The kids were both connecting through Minneapolis but somehow the boy ended up in Cleveland instead of Boston while the girl went to Boston instead of Cleveland. The children were under airline supervision—a service the parents paid for.
This at the time of year families are packing kids off to camp and to visit divorced parents, grandparents and old friends . It’s no big deal for kids to fly solo across the country or even the ocean these days. According to one report from the Travel Industry Association, sixteen percent of U.S. adult travelers with children,–14.3 million parents– sent their child (or children) under 18 alone on an airplane trip in the past three years. Southwest Airlines alone carries 300,000 unaccompanied minors a year, many in summer, some more than once a month.
Before you put your child or teen on an airplane along, here’s what you need to know:
–If possible, avoid sending your child solo on their first flight.
–Carefully check the website of your airline for the rules and fees for unaccompanied minors because they vary greatly.
–Arrive at the airport early because you will be required to fill out the necessary forms.. Make sure you have the names, phone numbers and addresses for those picking up your child at the other end. Give your child a card with that information as well. Make sure they know where to reach you as well.

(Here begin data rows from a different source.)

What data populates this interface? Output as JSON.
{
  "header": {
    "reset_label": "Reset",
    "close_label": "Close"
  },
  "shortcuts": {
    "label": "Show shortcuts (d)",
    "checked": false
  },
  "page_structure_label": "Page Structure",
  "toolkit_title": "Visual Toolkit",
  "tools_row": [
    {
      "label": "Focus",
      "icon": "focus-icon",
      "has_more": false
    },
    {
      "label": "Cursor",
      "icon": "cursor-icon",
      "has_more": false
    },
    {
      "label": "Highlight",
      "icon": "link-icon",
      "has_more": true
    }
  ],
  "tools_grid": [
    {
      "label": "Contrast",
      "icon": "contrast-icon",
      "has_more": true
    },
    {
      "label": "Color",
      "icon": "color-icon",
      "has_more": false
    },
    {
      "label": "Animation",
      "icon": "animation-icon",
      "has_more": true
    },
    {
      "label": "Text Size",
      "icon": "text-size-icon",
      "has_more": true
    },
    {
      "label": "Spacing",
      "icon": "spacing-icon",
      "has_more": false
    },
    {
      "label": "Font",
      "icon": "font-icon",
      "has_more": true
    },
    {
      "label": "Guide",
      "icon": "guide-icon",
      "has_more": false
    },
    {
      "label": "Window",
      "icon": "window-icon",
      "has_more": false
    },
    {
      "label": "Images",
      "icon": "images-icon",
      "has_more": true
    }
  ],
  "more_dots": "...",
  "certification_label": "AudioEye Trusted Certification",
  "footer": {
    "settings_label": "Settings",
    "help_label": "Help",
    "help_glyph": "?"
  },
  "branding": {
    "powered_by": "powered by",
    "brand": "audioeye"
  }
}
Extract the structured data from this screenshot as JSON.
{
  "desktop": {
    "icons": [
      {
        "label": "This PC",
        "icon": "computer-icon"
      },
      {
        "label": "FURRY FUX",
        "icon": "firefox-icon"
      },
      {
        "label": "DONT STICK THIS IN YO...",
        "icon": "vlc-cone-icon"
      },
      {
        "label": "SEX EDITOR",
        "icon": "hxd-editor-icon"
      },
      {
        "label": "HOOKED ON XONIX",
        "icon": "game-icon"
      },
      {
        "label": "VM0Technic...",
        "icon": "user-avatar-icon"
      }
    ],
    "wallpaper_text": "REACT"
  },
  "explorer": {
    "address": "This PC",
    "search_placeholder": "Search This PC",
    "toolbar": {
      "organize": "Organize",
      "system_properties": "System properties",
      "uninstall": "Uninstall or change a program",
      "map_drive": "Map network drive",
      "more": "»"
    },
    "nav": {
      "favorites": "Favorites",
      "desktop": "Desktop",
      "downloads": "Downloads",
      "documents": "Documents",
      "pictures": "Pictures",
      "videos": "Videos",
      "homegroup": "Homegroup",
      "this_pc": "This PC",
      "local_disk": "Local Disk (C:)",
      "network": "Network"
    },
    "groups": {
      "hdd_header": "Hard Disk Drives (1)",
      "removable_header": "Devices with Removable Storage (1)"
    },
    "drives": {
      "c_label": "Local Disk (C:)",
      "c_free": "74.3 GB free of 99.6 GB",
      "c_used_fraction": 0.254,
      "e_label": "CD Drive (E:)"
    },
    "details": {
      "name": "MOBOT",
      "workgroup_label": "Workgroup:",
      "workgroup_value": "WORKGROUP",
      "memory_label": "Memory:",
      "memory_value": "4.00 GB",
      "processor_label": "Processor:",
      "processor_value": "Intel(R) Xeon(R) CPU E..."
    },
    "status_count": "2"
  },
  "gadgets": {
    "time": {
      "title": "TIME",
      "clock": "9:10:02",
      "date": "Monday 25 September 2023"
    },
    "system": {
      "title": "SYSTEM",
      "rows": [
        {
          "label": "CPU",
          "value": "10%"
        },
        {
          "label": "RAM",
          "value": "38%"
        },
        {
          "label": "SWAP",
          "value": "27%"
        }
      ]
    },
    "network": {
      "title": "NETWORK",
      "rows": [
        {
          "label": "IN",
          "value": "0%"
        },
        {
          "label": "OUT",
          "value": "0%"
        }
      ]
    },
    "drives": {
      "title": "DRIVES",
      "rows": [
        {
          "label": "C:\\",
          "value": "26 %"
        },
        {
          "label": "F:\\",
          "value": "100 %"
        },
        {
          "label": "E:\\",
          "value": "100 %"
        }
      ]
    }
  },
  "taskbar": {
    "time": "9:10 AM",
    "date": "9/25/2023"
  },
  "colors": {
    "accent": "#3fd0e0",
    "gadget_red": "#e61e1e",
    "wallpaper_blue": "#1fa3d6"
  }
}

–Make sure they know where they are going and instruct them to speak up if the pilot says they are going to Boston and they know they are supposed to be going to Cleveland, they need to speak up—immediately!
–Some airlines permit young teens as young as 12 to fly without supervision. You can ask and pay for the service for them if you prefer they aren’t on their own. You can also ask for a gate pass to accompany your teen through security, though he no longer is an unaccompanied minor.
–If your teen is old enough to fly without supervision but looks young, bring along a copy of her birth certificate or passport. Otherwise, children under 18 are not required to show photo ID.
–Play the “what if” game with the kids . What if their flight is diverted ( airline personnel will take care of them) what if grandpa is late picking them up (airline personnel will stay with them until grandpa arrives) what if they feel sick on board (tell the flight attendant)
–Make sure teens who are flying as adults know they must speak up if their flight is delayed or a connecting flight cancelled so that airline personnel can make sure they’re not stranded on their own. Make sure they have some money and a cell phone.
–Don’t rely on the airline to entertain or feed the kids. Make sure to pack a sandwich, empty water bottle they can fill once through security, snacks and plenty to entertain your child. Explain to the younger kids that they’ll have to entertain themselves, that the flight attendants are too busy to play with them. Stash a new toy, movie, or book in their backpack along with a favorite treat.
–Instruct those picking up the children to arrive early and to bring photo id. The airline won’t release your children without it.
–Stay at the airport until your child’s flight is airborne– In the event of a mechanical problem that brings the plane back.
–Act confident! If your children sense that you’re nervous about putting them on the plane, they’ll be nervous too.